# Detecto Object Detection Tutorial



**See tutorials:**
- https://www.analyticsvidhya.com/blog/2021/06/simplest-way-to-do-object-detection-on-custom-datasets/

- https://github.com/alankbi/detecto

**and**
- https://towardsdatascience.com/build-a-custom-trained-object-detection-model-with-5-lines-of-code-713ba7f6c0fb

Segmentation in the context of computer vision refers to the process of dividing an image into multiple segments or regions. Object segmentation, in particular, involves identifying and delineating individual objects within an image. Detecto is an open-source Python library designed for object detection tasks.
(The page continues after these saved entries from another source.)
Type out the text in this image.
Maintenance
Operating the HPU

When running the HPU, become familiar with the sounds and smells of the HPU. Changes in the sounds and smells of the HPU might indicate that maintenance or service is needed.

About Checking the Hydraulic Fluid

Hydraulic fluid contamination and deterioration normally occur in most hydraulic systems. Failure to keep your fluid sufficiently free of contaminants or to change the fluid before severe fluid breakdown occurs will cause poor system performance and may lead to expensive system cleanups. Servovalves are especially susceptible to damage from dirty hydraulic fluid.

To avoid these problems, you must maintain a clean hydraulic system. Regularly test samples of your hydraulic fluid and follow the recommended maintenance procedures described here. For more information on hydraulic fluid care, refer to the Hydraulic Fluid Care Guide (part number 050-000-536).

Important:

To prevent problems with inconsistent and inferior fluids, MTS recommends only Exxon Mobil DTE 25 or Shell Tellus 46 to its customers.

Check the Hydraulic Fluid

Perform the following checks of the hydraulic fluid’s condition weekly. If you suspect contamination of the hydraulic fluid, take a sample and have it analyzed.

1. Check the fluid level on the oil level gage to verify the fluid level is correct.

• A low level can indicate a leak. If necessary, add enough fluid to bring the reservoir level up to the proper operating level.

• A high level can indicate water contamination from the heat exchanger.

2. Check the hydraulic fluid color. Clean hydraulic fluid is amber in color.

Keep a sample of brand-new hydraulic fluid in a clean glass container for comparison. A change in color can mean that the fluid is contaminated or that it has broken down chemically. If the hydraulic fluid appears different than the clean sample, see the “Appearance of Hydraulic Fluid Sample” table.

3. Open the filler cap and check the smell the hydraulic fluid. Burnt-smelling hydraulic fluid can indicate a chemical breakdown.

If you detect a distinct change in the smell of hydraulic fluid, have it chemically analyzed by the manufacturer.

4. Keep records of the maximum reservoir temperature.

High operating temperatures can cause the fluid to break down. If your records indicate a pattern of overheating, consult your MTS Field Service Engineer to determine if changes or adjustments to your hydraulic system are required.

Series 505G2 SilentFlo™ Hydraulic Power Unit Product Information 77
Detecto is built on top of PyTorch, a popular open-source deep learning library.


**About detecto**: https://detecto.readthedocs.io/en/latest/

# Install PyTorch and Detecto

In [None]:
#!pip3 install torch torchvision

In [None]:
# Check whether your computer has a CUDA-enabled GPU - to increase computing performance
import torch
print(torch.cuda.is_available())

In [None]:
#!pip install detecto

# Import librairies

In [None]:
# Detecto
from detecto import core, utils, visualize
from detecto.visualize import show_labeled_image, plot_prediction_grid
from detecto.utils import read_image

# If you use Google Colab
from google.colab import drive

# TorchVision
from torchvision import transforms

# Third-Party Librairy
import matplotlib.pyplot as plt
import numpy as np
import os
import glob, os
import pandas as pd
import plotly.express as px

# Path to target folders in Google Drive

In [None]:
drive.mount('/content/drive')

os.chdir('Path to your training data repository')
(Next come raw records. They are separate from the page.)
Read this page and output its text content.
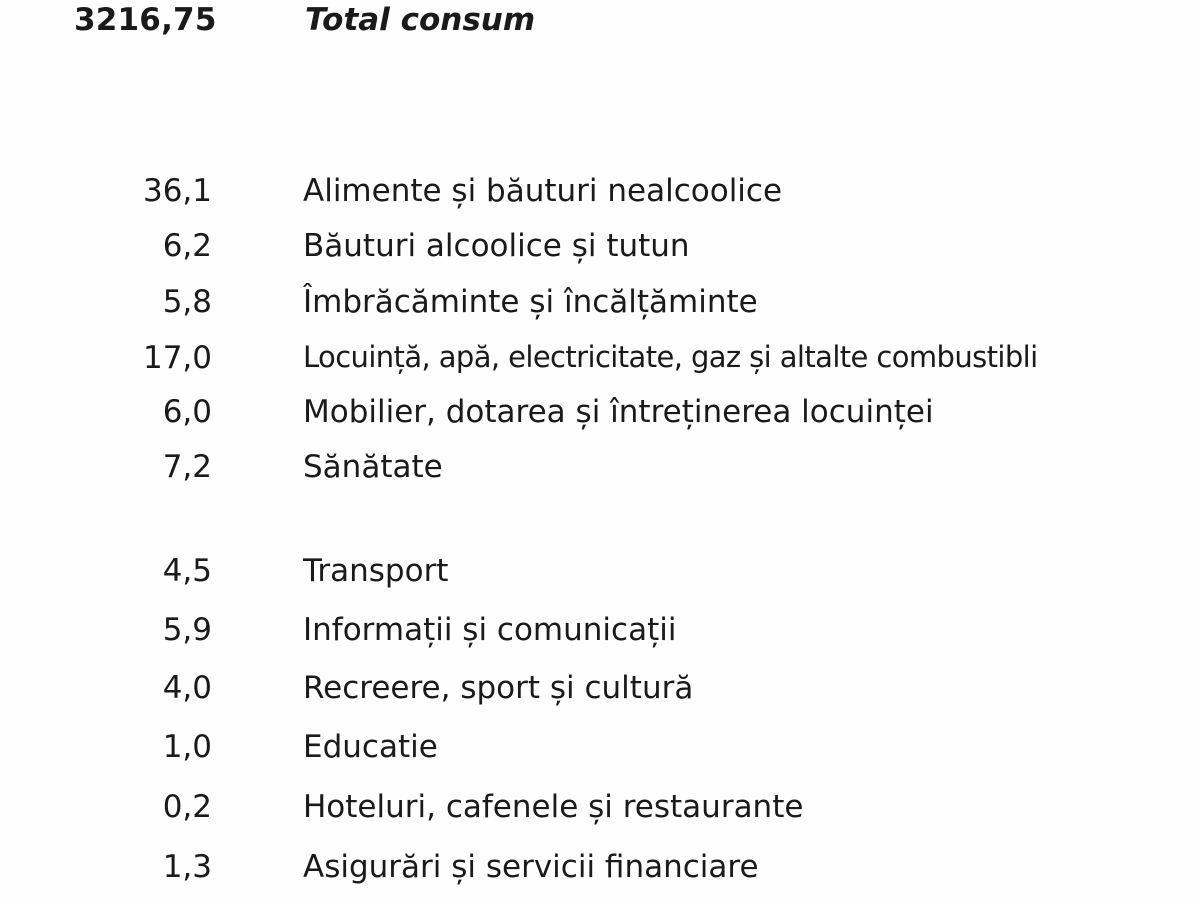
3216,75	Total consum
36,1	Alimente și băuturi nealcoolice
6,2	Băuturi alcoolice și tutun
5,8	Îmbrăcăminte și încălțăminte
17,0	Locuință, apă, electricitate, gaz și altalte combustibli
6,0	Mobilier, dotarea și întreținerea locuinței
7,2	Sănătate
4,5	Transport
5,9	Informații și comunicații
4,0	Recreere, sport și cultură
1,0	Educatie
0,2	Hoteluri, cafenele și restaurante
1,3	Asigurări și servicii financiare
## Custom image augmentation

In [None]:
"""Defines a comprehensive data transformation pipeline using PyTorch's torchvision.transforms module.
The pipeline consists of a series of image transformations commonly employed in deep learning tasks,
particularly for convolutional neural networks (CNNs) and image datasets."""
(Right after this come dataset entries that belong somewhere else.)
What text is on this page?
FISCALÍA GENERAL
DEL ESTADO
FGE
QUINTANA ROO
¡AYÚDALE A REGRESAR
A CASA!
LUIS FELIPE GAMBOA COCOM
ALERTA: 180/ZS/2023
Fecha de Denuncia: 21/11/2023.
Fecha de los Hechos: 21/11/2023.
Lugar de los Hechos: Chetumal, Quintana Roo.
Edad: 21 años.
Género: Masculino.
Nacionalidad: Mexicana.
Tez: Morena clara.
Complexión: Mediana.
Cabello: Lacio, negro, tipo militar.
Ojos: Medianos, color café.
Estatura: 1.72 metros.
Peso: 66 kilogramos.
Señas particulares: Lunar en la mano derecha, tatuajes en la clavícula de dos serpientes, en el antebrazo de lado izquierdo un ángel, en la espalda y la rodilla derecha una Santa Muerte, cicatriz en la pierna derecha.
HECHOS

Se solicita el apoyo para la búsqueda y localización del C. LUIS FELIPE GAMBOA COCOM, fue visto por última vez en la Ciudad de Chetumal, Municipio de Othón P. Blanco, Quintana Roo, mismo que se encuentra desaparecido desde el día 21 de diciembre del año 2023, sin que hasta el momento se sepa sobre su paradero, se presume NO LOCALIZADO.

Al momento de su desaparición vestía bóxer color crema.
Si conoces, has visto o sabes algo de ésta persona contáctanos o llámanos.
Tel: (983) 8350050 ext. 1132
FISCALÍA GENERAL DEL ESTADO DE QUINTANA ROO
# Compose the transformations into a sequential pipeline using transforms.Compose.
transform = transforms.Compose([
    transforms.ToPILImage(),  # Convert the input image (assumed to be a Tensor) to a PIL (Python Imaging Library) image.
    transforms.Resize(900),   # Resize the image to the specified size (900 in this case).
    transforms.RandomHorizontalFlip(0.5),  # Apply a random horizontal flip with a probability of 0.5 for data augmentation.
    transforms.ColorJitter(saturation=0.2),  # Randomly adjust brightness, contrast, saturation, and hue for further data augmentation.
    transforms.ToTensor(),  # Convert the PIL image to a PyTorch Tensor and normalize pixel values to the range [0.0, 1.0].
    utils.normalize_transform(),  # Apply additional normalization using a function defined in the utils module.
])

"""The resulting 'transform' is designed to be applied to input images during the data loading process,
preparing them for consumption by a deep learning model. The order of transformations is crucial,
and they are applied sequentially as specified in the transforms.Compose list."""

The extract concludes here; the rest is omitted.